Given an abductive logic program, $\langle P,A,\mathit{IC}\rangle$, an abductive explanation for a problem $G$ is a set $\Delta$ of ground atoms on abducible predicates such that:
- $P \cup \Delta \models G$
- $P \cup \Delta \models IC$
- $P \cup \Delta$ is consistent

This definition leaves open the choice of the underlying semantics of logic programming through which we give the exact meaning of the entailment relation $\models$ and the notion of consistency of the (extended) logic programs. Any of the different semantics of logic programming such as the completion, stable or well-founded semantics can (and have been used in practice) to give different notions of abductive explanations and thus different forms of ALP frameworks.

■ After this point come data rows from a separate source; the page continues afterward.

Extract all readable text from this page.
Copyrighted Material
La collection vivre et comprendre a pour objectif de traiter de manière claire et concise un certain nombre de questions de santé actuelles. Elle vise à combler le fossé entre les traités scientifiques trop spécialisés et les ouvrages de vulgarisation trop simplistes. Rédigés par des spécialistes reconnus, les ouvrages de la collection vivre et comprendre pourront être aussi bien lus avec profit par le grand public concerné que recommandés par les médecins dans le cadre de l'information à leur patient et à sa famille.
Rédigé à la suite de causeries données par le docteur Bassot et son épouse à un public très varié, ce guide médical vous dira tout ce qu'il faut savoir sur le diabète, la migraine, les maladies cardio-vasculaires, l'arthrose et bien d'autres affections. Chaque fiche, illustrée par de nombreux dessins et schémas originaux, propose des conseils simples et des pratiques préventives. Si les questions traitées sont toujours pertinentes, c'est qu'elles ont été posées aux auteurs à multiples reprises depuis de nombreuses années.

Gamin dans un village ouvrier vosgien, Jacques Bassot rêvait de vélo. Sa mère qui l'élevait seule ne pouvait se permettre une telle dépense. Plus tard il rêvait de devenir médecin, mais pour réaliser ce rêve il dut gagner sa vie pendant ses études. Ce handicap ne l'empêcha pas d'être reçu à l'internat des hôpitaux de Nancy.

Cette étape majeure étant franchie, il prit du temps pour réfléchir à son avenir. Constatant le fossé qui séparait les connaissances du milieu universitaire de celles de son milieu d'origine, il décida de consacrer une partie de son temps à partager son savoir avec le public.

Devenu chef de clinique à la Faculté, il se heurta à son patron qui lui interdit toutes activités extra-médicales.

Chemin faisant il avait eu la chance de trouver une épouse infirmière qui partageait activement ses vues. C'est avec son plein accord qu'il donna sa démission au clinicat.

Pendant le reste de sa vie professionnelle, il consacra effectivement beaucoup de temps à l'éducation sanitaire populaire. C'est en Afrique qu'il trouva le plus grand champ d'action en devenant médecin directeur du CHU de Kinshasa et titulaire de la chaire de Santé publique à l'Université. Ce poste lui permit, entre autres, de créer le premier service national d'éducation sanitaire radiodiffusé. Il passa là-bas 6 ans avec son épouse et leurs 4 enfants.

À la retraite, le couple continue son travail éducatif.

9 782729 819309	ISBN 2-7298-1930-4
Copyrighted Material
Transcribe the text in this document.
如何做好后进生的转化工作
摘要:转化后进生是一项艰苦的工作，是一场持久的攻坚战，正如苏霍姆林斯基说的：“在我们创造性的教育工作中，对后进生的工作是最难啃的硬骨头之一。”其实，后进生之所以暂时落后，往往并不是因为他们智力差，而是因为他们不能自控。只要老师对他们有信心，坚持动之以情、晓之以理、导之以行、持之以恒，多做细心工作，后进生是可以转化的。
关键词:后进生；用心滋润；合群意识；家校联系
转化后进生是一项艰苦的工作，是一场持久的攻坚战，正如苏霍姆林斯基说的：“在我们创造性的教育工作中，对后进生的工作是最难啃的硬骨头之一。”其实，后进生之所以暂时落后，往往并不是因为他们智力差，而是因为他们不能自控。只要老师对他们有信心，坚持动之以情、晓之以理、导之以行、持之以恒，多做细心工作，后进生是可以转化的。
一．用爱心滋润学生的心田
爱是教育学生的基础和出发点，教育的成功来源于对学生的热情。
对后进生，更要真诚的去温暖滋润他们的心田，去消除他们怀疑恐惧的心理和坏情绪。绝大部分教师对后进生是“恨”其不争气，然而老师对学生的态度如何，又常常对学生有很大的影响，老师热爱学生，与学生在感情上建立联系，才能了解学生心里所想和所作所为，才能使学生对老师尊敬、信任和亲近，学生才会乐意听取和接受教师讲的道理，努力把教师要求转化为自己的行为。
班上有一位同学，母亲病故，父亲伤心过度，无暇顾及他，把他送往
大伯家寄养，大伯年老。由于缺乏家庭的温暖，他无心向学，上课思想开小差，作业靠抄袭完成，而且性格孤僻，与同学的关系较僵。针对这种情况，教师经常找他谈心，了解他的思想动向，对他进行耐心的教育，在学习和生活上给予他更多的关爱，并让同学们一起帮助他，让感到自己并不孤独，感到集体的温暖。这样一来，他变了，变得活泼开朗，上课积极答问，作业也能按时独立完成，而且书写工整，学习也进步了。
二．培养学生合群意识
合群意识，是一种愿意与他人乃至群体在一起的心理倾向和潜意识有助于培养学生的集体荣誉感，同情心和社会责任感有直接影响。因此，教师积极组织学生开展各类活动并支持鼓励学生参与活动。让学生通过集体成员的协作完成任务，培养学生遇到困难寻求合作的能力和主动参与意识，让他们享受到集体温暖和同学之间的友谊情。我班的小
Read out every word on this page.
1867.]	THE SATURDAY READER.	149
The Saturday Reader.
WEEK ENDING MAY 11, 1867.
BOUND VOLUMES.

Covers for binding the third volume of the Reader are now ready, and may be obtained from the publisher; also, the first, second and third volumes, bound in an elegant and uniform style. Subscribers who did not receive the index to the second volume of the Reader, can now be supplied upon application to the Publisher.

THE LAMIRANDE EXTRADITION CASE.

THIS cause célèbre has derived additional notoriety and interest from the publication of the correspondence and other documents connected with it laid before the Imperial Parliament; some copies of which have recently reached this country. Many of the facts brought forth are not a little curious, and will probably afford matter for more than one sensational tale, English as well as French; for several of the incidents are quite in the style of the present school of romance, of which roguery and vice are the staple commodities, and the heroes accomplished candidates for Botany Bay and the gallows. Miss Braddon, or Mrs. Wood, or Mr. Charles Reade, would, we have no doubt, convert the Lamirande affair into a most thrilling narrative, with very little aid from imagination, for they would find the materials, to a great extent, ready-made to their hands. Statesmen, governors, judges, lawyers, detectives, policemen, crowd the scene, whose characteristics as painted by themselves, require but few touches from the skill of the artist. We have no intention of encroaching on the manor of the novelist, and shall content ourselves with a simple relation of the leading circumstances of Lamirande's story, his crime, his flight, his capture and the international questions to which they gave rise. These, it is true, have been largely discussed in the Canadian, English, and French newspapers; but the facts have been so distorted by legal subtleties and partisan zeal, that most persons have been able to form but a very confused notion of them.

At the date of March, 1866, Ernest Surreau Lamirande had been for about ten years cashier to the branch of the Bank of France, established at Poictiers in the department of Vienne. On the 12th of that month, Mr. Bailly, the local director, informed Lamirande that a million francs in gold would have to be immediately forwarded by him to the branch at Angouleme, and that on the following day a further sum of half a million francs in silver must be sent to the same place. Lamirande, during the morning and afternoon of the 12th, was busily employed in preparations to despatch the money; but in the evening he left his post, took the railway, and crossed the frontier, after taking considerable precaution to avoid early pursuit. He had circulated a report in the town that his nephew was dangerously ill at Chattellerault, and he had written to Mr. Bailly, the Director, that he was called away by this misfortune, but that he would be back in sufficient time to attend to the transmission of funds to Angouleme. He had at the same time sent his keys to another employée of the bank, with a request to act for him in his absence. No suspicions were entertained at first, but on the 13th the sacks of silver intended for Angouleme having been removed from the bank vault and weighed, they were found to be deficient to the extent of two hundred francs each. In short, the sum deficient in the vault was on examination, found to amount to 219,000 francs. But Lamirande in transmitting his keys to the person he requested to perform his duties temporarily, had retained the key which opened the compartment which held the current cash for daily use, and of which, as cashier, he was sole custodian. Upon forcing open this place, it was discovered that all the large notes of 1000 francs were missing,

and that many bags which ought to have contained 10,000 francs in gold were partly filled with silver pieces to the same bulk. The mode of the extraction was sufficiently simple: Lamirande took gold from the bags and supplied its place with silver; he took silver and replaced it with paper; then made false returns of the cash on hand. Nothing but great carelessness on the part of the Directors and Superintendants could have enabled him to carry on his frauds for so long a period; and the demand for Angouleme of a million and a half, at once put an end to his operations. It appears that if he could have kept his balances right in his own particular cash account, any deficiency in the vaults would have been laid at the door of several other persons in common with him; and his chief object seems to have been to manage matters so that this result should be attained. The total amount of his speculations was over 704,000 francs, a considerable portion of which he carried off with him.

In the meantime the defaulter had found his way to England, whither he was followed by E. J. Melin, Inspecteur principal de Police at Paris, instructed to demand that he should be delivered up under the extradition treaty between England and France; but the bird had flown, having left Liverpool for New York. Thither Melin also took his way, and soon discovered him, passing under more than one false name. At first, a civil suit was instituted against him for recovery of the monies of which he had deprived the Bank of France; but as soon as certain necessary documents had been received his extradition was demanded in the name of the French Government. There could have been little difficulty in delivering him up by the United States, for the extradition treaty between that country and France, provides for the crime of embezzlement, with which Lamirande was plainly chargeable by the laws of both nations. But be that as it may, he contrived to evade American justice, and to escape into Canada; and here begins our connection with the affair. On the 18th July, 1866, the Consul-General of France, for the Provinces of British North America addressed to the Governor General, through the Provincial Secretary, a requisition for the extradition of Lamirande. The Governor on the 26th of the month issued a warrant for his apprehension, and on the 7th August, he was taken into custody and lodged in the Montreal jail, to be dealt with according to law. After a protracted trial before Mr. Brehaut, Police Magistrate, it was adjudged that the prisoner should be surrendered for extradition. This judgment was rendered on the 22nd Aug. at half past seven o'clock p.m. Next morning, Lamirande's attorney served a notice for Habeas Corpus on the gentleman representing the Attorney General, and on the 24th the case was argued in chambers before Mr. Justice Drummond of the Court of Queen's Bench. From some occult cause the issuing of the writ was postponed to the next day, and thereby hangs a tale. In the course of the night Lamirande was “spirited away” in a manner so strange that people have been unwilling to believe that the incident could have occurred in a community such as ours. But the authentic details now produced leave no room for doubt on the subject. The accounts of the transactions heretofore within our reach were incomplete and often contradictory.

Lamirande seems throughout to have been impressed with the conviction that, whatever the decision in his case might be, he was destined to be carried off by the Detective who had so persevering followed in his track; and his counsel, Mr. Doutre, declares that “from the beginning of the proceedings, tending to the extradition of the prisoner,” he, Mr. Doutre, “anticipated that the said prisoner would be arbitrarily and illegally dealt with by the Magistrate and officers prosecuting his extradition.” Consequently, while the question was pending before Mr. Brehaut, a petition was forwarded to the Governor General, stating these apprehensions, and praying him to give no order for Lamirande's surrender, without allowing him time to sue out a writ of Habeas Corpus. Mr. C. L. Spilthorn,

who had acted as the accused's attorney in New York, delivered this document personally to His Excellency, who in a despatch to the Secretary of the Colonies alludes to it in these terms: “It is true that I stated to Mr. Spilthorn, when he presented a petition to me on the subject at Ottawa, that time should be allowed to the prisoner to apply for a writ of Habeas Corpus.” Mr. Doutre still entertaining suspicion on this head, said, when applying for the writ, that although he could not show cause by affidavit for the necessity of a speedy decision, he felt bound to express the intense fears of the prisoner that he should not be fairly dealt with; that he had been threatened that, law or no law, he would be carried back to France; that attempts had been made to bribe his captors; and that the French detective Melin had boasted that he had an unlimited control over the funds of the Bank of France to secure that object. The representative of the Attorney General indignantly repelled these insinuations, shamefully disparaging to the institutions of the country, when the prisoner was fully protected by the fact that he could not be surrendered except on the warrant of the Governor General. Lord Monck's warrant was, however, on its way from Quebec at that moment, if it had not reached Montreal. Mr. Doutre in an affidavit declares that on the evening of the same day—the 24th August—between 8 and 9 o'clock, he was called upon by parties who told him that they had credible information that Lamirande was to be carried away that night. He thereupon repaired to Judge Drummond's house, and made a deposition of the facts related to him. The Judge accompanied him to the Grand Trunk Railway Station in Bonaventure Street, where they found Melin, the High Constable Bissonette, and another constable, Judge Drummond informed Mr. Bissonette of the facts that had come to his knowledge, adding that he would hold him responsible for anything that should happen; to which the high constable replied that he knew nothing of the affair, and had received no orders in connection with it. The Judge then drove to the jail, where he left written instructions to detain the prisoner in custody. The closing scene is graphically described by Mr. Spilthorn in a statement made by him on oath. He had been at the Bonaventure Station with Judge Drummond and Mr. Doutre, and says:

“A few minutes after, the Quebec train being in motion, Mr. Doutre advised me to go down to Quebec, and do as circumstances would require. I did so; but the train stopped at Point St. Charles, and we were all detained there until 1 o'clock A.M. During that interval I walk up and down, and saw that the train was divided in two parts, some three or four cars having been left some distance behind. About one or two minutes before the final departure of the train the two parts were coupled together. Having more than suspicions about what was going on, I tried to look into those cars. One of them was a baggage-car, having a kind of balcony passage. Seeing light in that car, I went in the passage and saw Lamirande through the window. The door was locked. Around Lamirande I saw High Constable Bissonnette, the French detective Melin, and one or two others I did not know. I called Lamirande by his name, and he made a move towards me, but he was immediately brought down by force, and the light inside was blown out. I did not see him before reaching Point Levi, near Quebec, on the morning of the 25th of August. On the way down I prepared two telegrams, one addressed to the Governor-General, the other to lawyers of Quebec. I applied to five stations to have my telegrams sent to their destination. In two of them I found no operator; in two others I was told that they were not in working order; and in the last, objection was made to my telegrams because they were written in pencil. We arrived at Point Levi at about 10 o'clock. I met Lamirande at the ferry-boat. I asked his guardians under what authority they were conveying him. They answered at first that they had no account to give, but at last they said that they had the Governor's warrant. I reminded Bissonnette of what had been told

The above definition takes a particular view on the formalization of the role of the integrity constraints $\mathit{IC}$ as restrictions on the possible abductive solutions. It requires that these are entailed by the logic program extended with an abductive solution, thus meaning that in any model of the extended logic program (which one can think of as an ensuing world given $\Delta$) the requirements of the integrity constraints are met. In some cases this may be unnecessarily strong and the weaker requirement of consistency, namely that $P \cup \mathit{IC} \cup \Delta$ is consistent, can be sufficient, meaning that there exists at least one model (possible ensuing world) of the extended program where the integrity constraints hold. In practice, in many cases, these two ways of formalizing the role of the integrity constraints coincide as the logic program and its extensions always have a unique model. Many of the ALP systems use the entailment view of the integrity constraints as this can be easily implemented without the need for any extra specialized procedures for the satisfaction of the integrity constraints since this view treats the constraints in the same way as the problem goal.
In many practical cases, the third condition in this formal definition of an abductive explanation in ALP is either trivially satisfied or it is contained in the second condition via the use of specific integrity constraints that capture consistency.

==Implementation and systems==
Most of the implementations of ALP extend the SLD resolution-based computational model of logic programming. ALP can also be implemented by means of its link with Answer Set Programming (ASP), where the ASP systems can be employed. Examples of systems of the former approach are ACLP, A-system, CIFF, SCIFF, ABDUAL and ProLogICA.